ASIC moves on failed equity release vendor

23 October 2005
| By Liam Egan |

The Australian Securities and Investments Commission (ASIC) has launched Federal Court action against the directors of a failed Victorian vendor of equity release products that put the financial security of at least 120 investors in jeopardy.

ASIC alleged that Stephen O’Neill, Gary O’Neill and Jolanta Olszewski of the Money For Living Group made false and misleading representations to investors.

Money For Living, which was promoted by actor Paul Cronin and swimming legend Dawn Fraser, offered consumers a reversion styled equity release product, where investors sold their home to the company up-front in return for a lump sum lower than the value of the property or regular income payments.

The company, along with MFL Property Holdings Pty Ltd, was placed in voluntary administration last month.

An ASIC media statement said the regulator considered the representations against the directors and companies to have been a “serious contravention” of the ASIC Act and the Corporations Act.

“These have had a significant impact on the vendors who sold their houses under what the Money For Living Group described as a system to access equity in their homes,” it said.

Administrator George Georges of Ferrier Hodgson confirmed last month that at least 120 investors had sold their homes to Money For Living, more than half of which are estimated to have been on-sold to third-party investors.

ASIC also asked the Court for orders to ensure that Stephen O’Neill, who is a past director of the failed company, remained in Australia while it continued its investigations.

At the time of the group’s liquidation last month, O’Neill was serving a prison sentence for defrauding investors through a previous mortgage loan company that he ran.

The case against the Money for Living Group is scheduled to resume in court on October 28.

Meanwhile, in a separate court action, five employees of the failed Elm Financial Services Group were banned for “illegal fundraising, misleading and deceptive conduct, and contraventions of directors’ duties”.

The orders by the Supreme Court of NSW was the culmination of action brought by ASIC against Dennis Terracini, Grant McCartney, Andrew Terracini, Howard Young and Robert Kay.

ASIC commenced court proceedings in April last year in relation to six risky investment schemes, primarily unsecured debentures, which Elm had promoted to inexperienced investors.

The schemes, which largely targeted retirees in the Orange region of NSW, resulted in collective losses of at least $17 million to investors.
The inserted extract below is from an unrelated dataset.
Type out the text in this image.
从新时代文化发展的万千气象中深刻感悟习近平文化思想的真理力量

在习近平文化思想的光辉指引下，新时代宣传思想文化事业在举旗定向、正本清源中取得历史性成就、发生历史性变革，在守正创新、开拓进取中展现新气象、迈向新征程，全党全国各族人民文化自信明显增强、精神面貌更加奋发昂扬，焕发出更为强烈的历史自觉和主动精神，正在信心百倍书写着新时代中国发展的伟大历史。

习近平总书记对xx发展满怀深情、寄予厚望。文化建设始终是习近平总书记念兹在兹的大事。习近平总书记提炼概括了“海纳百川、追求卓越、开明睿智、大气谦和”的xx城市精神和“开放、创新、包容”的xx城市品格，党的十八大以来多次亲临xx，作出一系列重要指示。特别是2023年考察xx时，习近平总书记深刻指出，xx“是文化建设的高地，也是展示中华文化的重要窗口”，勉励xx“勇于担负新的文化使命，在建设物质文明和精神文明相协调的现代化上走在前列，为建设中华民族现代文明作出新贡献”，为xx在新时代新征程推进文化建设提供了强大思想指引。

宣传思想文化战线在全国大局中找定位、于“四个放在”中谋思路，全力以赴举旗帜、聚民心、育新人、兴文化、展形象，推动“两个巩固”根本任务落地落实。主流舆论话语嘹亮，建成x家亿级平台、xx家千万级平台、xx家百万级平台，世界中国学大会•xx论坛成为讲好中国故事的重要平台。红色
The Court ordered that Dennis Terracini, of Chapman, ACT, be permanently banned from any future involvement in the financial services industry, and ordered him to pay $150,000 compensation to creditors and court costs of $50,000.

McCartney, of Surry Hills, NSW, was banned for five years and ordered to pay $50,000 costs.

Andrew Terracini — the son of Dennis Terracini — of Chisholm, ACT, was banned for seven years, while Howard Young, of Coogee, NSW, and Robert John Kay, of Bulli, NSW, were both banned for five years.